I blamed fear for my unwillingness to leap. I used safety as my defense and common sense as my seatbelt. Although I remained physically safe, mediocrity seeped through the pores of my skin and intensified its slow, baneful intrusion into my life.

An overriding fear of irregularity followed me as I grew, and, coincidently, the comforting words began to harden with each passing year. It formed pebbles that piled on top of each other, slowly building a wall that encompassed my world. Comfort became an excuse, and it dampened my life.

I was trapped inside the walls of mediocrity while simultaneously unaware of its suffocating infractions.

I believed that hiding ran concurrently with living. I tied my vocal cords in order to not cause a ripple of commotion, and I observed in lieu of engagement. The never-ending fear of being different than others tied my hands behind my back, so, in response, I assimilated with everyone else in order to calm the fire inside of me.

I struggled to leap, and I blame my own mediocrity for holding me back.

The pressure of conforming to a conventional idea of living magnified as my age turned from single to double digits. I noticed that being mediocre became something that was looked down upon, and people told me to stay true to myself and not care what others think. Yet, their actions told a different story as they laughed at the kid with the purple hair and the broken backpack. Mediocrity was looked down upon, but so was individuality.

It confused me, and this confusion has never faded. For some time, I ignored the disarray of thoughts that were laced with fragments of anger, and I continued to abide by my comforting ways. I continued to hide behind my barricading walls, forbidding too loud of an existence.

Somewhere between the lines of confusion and anger, I eventually let go. I stopped caring.

I realized that many people claim individuality and a personal separation from mediocrity, yet they’re conflicted with the idea of having a schism between them and the majority. They’re conflicted with letting go of the comfort that prevailing people and ideas are given.
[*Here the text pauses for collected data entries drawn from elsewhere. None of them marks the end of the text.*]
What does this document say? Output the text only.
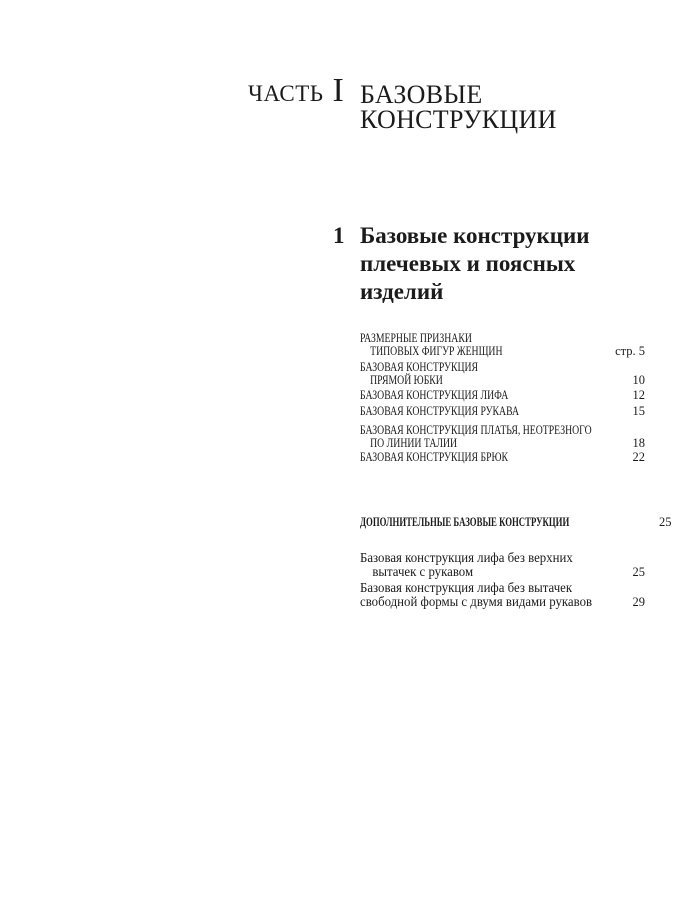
ЧАСТЬ I БАЗОВЫЕ
КОНСТРУКЦИИ
1 Базовые конструкции
плечевых и поясных
изделий
РАЗМЕРНЫЕ ПРИЗНАКИ
ТИПОВЫХ ФИГУР ЖЕНЩИН	стр. 5
БАЗОВАЯ КОНСТРУКЦИЯ
ПРЯМОЙ ЮБКИ	10
БАЗОВАЯ КОНСТРУКЦИЯ ЛИФА	12
БАЗОВАЯ КОНСТРУКЦИЯ РУКАВА	15
БАЗОВАЯ КОНСТРУКЦИЯ ПЛАТЬЯ, НЕОТРЕЗНОГО
ПО ЛИНИИ ТАЛИИ	18
БАЗОВАЯ КОНСТРУКЦИЯ БРЮК	22
ДОПОЛНИТЕЛЬНЫЕ БАЗОВЫЕ КОНСТРУКЦИИ	25
Базовая конструкция лифа без верхних
вытачек с рукавом	25
Базовая конструкция лифа без вытачек
свободной формы с двумя видами рукавов	29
A desire for normalcy is the world’s greatest enemy; it promises protection when, in reality, all it does is hinder growth.

It held me back for many years from the wonder of riding a bike without training wheels because I feared change. I feared difference. However, there was never a specific moment that pushed me to break out of my box. I believe that the moments accumulated over time, increasingly placing more and more weight on my life until it was too heavy for me to hold.

Slowly, then quickly, I tore down pieces of the wall that separated me from possibility. As I did so, some laughed, some watched in disapproval, and a few encouraged me to continue.

Due to living a life suffered by the consequences of mediocrity, I now remain in a corner despite climbing over the rubbled leftovers of my wall. Often, I find myself watching individuals hold tightly to normalcy in an effort to remediate or refine their personal image in society. At times, that individual will turn around and I will be greeted by my own face.

It still runs through my veins, no matter how hard I try to break free from it. Mediocrity will always be there, sitting next to me.

The difference is that, now, it no longer holds me by the hand.